Le Feu et la Rose, Maud Simmonot

 

Le Morvan est appelé ici une île.
Il n’a pourtant pas de rivages.
Seulement des forêts assez profondes pour donner l’impression que le reste du monde s’est retiré.

Dans cette région de bruyères, de lacs et de digitales pourpres, Maud Simonnot fait apparaître deux enfants. Lily Kanovitch est une petite Anglaise, orpheline, qui deviendra l’arrière-grand-mère de l’autrice. Jean Genet est un enfant abandonné dont la littérature future portera longtemps la brûlure. Lily est la Rose. Genet, le Feu. Rien ne prouve que leurs existences se soient véritablement rencontrées. La romancière choisit néanmoins de les rapprocher dans un même paysage.

Le Feu et la Rose ne cherche donc pas à produire une biographie croisée au sens strict. Le livre s’avance sur une lisière plus incertaine, entre enquête familiale, récit littéraire et rêverie géographique. Les documents fournissent quelques repères ; l’imagination traverse les espaces laissés vides. Maud Simonnot ne dissimule pas ces lacunes. Elle écrit à partir d’elles.

Ce choix me paraît particulièrement juste lorsqu’il s’agit des enfants placés au début du XXe siècle. Leurs vies ont souvent laissé peu de traces. L’administration les comptait, les déplaçait et les confiait à des familles nourricières. Elle enregistrait leurs noms sans conserver leurs mondes intérieurs. La littérature intervient précisément à l’endroit où les archives deviennent muettes.

Lily et Genet partagent ainsi moins un destin qu’une condition : celle de l’enfant déplacé, confié à d’autres, obligé de se construire dans un lieu qui n’avait pas été choisi pour lui.

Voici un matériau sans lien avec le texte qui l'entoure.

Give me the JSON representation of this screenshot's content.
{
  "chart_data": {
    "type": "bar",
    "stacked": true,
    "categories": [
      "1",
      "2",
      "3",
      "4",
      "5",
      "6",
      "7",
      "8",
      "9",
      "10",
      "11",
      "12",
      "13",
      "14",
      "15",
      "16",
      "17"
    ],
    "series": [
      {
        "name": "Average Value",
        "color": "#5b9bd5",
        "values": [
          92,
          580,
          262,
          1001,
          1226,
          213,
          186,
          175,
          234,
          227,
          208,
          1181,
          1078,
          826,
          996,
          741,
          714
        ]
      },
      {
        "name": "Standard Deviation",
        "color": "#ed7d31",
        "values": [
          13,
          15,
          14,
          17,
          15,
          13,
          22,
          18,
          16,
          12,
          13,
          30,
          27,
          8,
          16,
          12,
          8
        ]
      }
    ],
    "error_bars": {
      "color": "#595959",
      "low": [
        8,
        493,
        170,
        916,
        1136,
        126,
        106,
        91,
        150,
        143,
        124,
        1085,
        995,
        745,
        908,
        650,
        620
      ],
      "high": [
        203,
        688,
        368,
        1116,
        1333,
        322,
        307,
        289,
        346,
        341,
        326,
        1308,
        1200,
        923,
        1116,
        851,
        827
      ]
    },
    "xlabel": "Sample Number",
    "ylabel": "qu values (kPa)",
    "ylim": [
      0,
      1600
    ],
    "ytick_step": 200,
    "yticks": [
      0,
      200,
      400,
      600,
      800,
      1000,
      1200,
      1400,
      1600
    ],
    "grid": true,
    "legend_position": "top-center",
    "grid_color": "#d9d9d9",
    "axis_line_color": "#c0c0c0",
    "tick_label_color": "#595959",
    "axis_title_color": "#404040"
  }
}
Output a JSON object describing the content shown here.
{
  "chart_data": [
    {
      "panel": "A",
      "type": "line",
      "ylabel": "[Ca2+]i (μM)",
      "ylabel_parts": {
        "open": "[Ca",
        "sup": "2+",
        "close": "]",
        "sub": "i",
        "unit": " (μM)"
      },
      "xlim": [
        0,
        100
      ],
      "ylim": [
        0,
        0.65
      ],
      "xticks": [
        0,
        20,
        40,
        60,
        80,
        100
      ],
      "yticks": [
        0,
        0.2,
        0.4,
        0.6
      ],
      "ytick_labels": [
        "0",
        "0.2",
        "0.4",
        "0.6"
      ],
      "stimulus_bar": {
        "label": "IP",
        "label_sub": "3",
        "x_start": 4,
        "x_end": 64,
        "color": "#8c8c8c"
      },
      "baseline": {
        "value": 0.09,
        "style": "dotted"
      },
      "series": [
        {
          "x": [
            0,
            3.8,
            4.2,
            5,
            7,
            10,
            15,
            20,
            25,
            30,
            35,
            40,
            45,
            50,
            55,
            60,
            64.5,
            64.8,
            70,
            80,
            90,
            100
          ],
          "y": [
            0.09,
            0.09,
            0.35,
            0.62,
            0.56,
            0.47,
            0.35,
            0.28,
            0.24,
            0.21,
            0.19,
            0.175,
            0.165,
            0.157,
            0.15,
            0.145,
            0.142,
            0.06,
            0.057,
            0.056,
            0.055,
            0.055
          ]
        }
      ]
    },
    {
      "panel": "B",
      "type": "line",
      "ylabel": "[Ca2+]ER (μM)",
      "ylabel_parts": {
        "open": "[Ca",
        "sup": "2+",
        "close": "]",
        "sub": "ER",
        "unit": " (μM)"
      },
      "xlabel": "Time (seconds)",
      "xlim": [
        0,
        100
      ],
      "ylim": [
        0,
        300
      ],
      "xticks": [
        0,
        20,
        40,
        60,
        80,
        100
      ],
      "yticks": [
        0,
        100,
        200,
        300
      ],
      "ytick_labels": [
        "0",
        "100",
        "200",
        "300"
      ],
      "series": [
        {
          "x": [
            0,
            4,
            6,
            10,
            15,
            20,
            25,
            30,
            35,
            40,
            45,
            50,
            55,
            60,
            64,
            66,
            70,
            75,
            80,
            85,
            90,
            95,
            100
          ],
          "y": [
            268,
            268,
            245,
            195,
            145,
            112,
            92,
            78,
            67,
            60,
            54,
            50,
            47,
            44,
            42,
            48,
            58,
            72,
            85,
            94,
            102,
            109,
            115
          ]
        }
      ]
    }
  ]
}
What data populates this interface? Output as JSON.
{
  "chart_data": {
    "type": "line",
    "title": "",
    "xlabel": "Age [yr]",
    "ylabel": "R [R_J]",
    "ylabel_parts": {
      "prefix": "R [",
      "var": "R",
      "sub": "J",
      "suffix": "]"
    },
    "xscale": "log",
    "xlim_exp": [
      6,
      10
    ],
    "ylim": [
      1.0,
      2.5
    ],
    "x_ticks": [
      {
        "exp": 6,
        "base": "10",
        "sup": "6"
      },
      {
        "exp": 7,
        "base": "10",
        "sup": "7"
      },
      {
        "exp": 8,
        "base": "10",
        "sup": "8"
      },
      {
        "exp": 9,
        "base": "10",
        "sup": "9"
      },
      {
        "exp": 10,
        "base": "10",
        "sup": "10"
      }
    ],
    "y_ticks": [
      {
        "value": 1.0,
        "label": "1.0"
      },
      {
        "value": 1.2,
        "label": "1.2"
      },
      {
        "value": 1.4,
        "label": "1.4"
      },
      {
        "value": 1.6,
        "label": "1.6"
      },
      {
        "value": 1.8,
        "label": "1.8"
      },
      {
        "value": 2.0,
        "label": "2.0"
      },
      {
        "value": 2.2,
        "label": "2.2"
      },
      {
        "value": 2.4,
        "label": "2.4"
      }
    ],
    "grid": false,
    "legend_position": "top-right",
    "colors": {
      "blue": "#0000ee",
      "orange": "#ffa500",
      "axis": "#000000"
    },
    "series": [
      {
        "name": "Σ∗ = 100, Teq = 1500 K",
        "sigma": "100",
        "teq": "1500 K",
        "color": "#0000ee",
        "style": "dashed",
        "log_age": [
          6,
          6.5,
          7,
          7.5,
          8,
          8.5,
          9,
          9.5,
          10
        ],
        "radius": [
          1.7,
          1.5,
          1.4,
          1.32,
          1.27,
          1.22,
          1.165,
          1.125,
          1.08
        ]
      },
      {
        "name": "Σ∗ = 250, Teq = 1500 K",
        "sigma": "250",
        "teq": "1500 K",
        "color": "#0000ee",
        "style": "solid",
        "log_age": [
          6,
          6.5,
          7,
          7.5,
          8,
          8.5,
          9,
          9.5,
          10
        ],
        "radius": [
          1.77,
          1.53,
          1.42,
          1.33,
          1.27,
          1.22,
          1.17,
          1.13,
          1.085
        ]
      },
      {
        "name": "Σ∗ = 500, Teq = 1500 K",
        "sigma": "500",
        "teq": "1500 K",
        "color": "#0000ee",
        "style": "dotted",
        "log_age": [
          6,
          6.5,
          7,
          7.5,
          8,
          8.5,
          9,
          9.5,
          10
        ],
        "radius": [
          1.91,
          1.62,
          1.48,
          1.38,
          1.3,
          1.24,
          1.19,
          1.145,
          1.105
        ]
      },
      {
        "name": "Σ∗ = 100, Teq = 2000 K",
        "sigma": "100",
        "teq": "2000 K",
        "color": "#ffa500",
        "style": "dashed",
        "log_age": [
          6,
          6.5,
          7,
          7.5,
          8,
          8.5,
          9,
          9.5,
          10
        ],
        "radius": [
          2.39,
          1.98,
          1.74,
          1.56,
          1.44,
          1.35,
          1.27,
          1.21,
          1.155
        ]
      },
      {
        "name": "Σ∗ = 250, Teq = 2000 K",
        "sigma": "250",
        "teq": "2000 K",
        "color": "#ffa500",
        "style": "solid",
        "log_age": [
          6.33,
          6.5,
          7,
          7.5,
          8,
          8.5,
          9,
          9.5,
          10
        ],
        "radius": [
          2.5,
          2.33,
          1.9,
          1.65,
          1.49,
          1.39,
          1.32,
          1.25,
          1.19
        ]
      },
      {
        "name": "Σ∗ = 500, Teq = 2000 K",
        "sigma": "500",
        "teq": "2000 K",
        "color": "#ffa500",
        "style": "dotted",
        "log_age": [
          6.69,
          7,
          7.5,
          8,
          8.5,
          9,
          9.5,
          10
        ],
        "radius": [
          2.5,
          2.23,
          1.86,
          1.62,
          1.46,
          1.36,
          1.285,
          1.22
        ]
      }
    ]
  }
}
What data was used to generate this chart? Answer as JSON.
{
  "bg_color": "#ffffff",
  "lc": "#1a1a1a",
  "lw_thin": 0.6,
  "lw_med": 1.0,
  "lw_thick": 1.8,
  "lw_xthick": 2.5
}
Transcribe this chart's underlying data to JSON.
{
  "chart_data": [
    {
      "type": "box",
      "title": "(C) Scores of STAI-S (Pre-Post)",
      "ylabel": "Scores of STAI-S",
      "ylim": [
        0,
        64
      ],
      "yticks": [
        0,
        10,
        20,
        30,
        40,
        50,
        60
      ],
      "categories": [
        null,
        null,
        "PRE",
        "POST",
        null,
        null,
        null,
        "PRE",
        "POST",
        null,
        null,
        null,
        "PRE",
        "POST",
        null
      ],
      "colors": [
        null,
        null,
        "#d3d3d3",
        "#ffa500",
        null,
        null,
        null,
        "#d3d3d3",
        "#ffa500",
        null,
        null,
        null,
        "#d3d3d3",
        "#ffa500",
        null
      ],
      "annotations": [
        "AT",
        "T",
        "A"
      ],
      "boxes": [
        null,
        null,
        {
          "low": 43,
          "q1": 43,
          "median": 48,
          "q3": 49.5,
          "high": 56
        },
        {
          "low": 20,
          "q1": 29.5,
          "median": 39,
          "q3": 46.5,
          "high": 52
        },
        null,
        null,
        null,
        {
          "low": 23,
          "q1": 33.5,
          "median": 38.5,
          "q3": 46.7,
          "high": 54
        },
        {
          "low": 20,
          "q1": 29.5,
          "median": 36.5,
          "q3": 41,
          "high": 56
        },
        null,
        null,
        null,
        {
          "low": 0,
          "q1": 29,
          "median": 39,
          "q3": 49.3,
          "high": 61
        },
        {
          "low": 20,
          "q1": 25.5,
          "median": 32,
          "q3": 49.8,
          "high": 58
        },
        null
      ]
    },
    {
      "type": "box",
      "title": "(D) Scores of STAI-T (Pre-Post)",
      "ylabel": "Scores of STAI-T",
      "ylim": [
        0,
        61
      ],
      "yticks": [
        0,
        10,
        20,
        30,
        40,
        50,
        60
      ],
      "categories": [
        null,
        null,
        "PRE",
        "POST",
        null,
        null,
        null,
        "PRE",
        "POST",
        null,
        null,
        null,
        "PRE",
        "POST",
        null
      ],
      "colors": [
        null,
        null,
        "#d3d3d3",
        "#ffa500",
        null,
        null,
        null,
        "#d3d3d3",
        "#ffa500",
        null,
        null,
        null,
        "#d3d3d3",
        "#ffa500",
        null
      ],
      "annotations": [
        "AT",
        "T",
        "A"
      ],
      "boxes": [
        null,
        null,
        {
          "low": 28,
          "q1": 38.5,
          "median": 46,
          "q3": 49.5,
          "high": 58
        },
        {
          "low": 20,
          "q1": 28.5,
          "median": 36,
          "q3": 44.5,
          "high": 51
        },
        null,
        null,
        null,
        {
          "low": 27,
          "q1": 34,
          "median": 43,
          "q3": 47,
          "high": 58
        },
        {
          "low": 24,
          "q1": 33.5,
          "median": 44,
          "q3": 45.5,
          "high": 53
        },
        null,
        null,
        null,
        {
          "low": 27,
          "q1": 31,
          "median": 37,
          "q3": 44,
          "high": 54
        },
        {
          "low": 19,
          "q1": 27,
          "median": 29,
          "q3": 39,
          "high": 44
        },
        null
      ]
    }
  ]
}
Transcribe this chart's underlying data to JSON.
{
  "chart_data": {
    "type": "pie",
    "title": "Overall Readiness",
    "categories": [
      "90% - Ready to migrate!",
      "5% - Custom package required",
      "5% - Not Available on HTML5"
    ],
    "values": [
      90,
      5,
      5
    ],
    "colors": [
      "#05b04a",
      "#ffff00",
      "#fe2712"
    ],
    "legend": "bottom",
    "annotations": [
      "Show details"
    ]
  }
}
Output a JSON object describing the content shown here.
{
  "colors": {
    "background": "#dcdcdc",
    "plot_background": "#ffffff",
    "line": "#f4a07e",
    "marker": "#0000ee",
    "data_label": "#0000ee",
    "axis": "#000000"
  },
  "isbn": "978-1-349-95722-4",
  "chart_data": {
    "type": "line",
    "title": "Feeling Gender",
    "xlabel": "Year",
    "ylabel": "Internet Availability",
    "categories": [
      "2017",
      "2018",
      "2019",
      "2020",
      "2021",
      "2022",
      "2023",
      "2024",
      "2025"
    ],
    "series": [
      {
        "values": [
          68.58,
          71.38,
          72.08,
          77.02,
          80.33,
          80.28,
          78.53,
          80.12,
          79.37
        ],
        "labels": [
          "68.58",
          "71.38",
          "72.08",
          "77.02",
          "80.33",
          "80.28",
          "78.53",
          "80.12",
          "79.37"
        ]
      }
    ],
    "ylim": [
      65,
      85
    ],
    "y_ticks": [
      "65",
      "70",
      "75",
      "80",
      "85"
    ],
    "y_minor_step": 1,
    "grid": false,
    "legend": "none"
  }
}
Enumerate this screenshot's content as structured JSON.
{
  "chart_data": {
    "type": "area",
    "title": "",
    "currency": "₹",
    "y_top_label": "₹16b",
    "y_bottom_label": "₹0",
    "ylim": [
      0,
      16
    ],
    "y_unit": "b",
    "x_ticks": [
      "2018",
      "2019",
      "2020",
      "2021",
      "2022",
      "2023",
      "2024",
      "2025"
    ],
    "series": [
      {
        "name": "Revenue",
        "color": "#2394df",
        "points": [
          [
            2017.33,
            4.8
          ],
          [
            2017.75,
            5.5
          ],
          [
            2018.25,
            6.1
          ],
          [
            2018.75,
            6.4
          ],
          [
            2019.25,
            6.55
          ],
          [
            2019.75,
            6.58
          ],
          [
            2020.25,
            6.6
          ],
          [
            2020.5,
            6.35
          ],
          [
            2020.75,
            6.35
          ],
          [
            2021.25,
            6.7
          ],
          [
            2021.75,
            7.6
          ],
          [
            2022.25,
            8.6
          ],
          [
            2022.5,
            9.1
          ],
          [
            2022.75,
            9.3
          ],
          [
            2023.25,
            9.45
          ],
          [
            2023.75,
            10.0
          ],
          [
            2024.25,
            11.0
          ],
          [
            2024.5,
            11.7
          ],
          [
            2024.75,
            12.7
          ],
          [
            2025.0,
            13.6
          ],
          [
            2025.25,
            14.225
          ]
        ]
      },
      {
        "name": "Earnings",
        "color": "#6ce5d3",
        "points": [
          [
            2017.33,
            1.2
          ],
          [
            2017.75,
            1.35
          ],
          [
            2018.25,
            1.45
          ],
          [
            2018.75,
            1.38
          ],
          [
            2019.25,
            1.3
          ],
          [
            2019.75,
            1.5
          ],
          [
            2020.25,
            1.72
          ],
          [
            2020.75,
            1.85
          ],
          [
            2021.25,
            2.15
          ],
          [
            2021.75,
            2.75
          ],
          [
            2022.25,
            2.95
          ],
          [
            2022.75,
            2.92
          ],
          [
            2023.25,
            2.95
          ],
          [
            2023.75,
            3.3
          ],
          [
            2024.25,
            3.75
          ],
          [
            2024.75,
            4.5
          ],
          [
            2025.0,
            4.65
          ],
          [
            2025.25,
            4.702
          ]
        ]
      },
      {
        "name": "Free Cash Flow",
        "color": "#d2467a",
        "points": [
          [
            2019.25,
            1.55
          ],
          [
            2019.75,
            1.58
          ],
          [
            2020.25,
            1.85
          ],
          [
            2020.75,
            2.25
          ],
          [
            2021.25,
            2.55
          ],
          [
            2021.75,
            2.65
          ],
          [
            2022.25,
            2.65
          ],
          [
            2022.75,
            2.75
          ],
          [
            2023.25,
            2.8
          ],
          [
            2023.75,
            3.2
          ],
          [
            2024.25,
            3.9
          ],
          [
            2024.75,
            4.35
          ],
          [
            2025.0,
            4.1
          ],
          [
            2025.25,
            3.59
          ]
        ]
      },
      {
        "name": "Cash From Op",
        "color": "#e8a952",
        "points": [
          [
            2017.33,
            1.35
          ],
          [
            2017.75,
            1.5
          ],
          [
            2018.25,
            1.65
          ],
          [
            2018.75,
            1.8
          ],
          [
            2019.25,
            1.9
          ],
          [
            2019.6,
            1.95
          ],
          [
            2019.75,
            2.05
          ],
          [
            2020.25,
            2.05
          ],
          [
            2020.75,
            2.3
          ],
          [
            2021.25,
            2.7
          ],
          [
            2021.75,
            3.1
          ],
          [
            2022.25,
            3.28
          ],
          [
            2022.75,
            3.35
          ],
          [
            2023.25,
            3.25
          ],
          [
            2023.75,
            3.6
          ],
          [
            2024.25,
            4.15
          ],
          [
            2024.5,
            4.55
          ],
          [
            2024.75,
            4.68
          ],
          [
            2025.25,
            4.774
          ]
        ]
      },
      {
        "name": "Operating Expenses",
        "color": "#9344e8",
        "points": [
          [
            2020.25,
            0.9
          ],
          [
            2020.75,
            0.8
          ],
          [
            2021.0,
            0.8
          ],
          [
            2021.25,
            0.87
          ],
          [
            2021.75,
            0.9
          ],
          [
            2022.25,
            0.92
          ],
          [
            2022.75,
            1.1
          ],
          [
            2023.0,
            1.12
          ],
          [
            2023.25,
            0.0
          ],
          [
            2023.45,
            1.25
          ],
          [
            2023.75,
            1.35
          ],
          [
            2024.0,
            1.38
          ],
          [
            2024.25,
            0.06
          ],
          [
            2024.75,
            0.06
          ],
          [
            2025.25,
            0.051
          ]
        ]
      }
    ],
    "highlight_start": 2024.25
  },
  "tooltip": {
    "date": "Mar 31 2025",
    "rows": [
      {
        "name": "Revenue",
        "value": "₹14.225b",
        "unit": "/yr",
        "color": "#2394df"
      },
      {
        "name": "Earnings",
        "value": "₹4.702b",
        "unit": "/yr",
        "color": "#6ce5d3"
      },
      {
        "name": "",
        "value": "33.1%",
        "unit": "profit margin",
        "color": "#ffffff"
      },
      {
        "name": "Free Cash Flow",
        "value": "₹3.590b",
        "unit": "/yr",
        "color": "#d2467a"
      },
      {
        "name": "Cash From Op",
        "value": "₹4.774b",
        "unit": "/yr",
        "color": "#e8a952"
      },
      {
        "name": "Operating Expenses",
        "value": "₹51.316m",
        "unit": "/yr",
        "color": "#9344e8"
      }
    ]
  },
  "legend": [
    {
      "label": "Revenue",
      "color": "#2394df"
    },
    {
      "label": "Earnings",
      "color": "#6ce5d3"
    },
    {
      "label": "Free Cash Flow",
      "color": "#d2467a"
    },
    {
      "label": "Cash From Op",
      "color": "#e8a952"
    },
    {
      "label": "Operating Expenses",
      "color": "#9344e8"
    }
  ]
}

Mais ils ne deviennent jamais les deux illustrations symétriques d’une même thèse. La rose et le feu désignent deux manières de répondre à l’abandon. L’une s’enracine peut-être dans la douceur fragile des choses préservées ; l’autre transforme la blessure en force de combustion.

Genet apporte évidemment au livre sa légende d’écrivain voleur, paria et souverain. Maud Simonnot résiste toutefois à la tentation de relire l’enfant uniquement à travers l’œuvre future. Elle cherche celui qui ne savait pas encore qu’il deviendrait Jean Genet. Cette attention restitue au passé son incertitude : un enfant n’est pas le brouillon de l’adulte célèbre qu’il deviendra.

Lily appelle une démarche différente. Son existence appartient à la mémoire familiale, avec ses récits transmis, ses imprécisions et ses embellissements possibles. En enquêtant sur elle, l’autrice enquête aussi sur sa propre enfance. Le Morvan devient le lieu où plusieurs temps se superposent. Lily y marche, Genet y grandit, puis Maud Simonnot y revient avec ses souvenirs et ses livres.

C’est peut-être le paysage qui réunit véritablement ces trois présences. Le Morvan ne sert jamais de toile de fond. Il modèle les tempéraments, conserve les histoires et donne au récit sa teinte de conte. Loups, sirènes et orphelins semblent appartenir à une même population secrète. La géographie réelle acquiert une profondeur mythologique sans perdre la rudesse de son histoire sociale.

J’ai aimé la délicatesse avec laquelle le livre approche ses personnages. Il ne prétend pas résoudre leurs mystères. Il les accompagne à travers les bois. Cette retenue évite aussi bien la reconstitution historique trop sûre d’elle-même que l’effusion familiale.

Le titre, emprunté à l’imaginaire poétique de T. S. Eliot, annonce une union des contraires. Le feu consume ; la rose s’ouvre et se fane. Pourtant, chacun contient quelque chose de l’autre. La fragilité de Lily suppose une résistance. La violence lumineuse de Genet protège une blessure. Le livre naît dans cet échange secret.

Le Feu et la Rose est finalement un récit sur les traces que les enfants perdus laissent dans les paysages. Certaines deviennent des œuvres. D’autres survivent dans une famille, une photographie ou une histoire incomplète. Maud Simonnot les recueille sans prétendre les posséder. Son Morvan ressemble alors à une île intérieure : le lieu sauvage où la mémoire, l’enfance et la littérature continuent de se chercher.